Этих вопросов Николай Петрович уже не слышал, ибо разговор подошел к тому, что было для него важным и чем, после небольших колебаний, он все же поделился с другом.
– Понимаешь, есть у меня актриса... из крепостных... Мечтаю ее Павлу представить.
– В качестве?
– Певица она замечательная. Человек образованный. И друг мне сердечный.
– Ты это серьезно?
– Куда уж серьезнее. Целый год не вижу ее, а только о ней и думаю.
– Да...
– Оглядываюсь на прошлое, а вывод один: днями счастья могут назвать лишь те дни, которые с ней провел! И знаешь, дело тут не в женском и мужском притяжении. Не только в нем. Впервые я понял, каким должен быть брак истинный. Я о ней больше беспокоюсь, чем о себе. Столько обид, столько унижений в зависимом этом рабском ее положении...

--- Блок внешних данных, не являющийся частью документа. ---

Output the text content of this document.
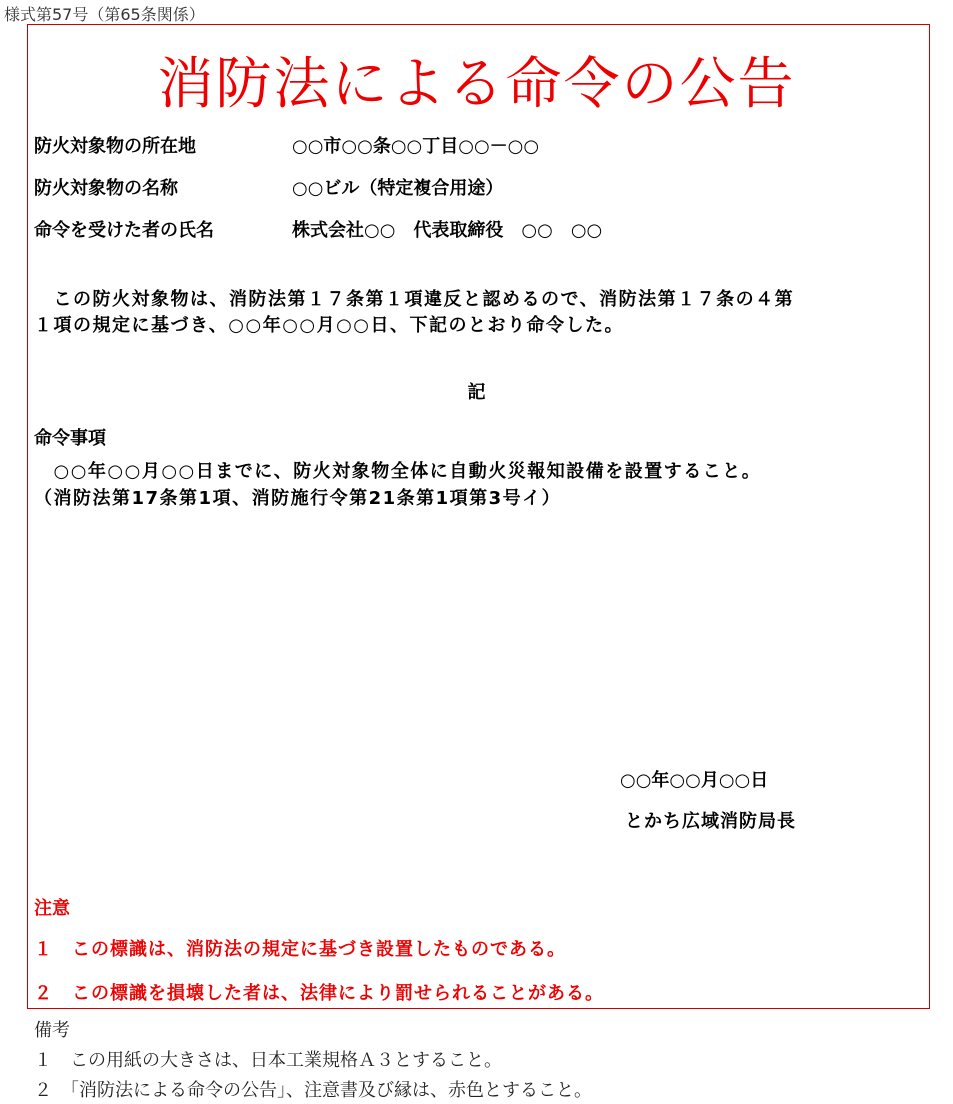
様式第57号（第65条関係）
消防法による命令の公告
防火対象物の所在地	○○市○○条○○丁目○○－○○
防火対象物の名称	○○ビル（特定複合用途）
命令を受けた者の氏名	株式会社○○　代表取締役　○○　○○
　この防火対象物は、消防法第１７条第１項違反と認めるので、消防法第１７条の４第
１項の規定に基づき、○○年○○月○○日、下記のとおり命令した。
記
命令事項
　○○年○○月○○日までに、防火対象物全体に自動火災報知設備を設置すること。
（消防法第17条第1項、消防施行令第21条第1項第3号イ）
○○年○○月○○日
とかち広域消防局長
注意
１　この標識は、消防法の規定に基づき設置したものである。
２　この標識を損壊した者は、法律により罰せられることがある。
備考
１　この用紙の大きさは、日本工業規格Ａ３とすること。
２　「消防法による命令の公告」、注意書及び縁は、赤色とすること。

– Ну и ну... Выходит, и у тебя единственный шанс – Павел. Может, он что-то изменит.
«Или хотя бы решит как-то мой личный вопрос», – подумал Николай Петрович и снова нагнулся к щенку:
– Ну, мой милый, голос!
Старый граф умирал. Он вступил в ту пору долгой болезни, которая могла закончиться только одним. Каждый сердечный приступ был тяжелее предыдущего, а промежутки между ними становились все короче и не приносили облегчения.
Как ни странно, чаще других он хотел видеть возле себя Парашу. Ей признавался в своем нежелании покидать любимое Кусково. Но надо: умереть он хотел в Петербурге, дабы легче было похоронить его в родовой усыпальнице Шереметевых, что в Александро-Невской лавре. Там, в мраморной гробнице, давно ждали его младший сын, любимая жена, обожаемая дочь.
– Спой, душенька, – просил старик Парашу. – Из литургии, духовное. То, что мой Дегтярев сочинил, разучила?
Параша пела «Свете тихий, невечерний...» И благодать сходила на уставшую душу, облегчала и муки телесные. Девичий силуэт почти сливался с теменью, опускавшейся за окном. Она сама зажигала свечи, разводила в камине огонь. Молча садилась в кресло чуть поодаль, и Петру Борисовичу становилось покойно, как не бывало давно.
В один из вечеров он завел разговор о сыне.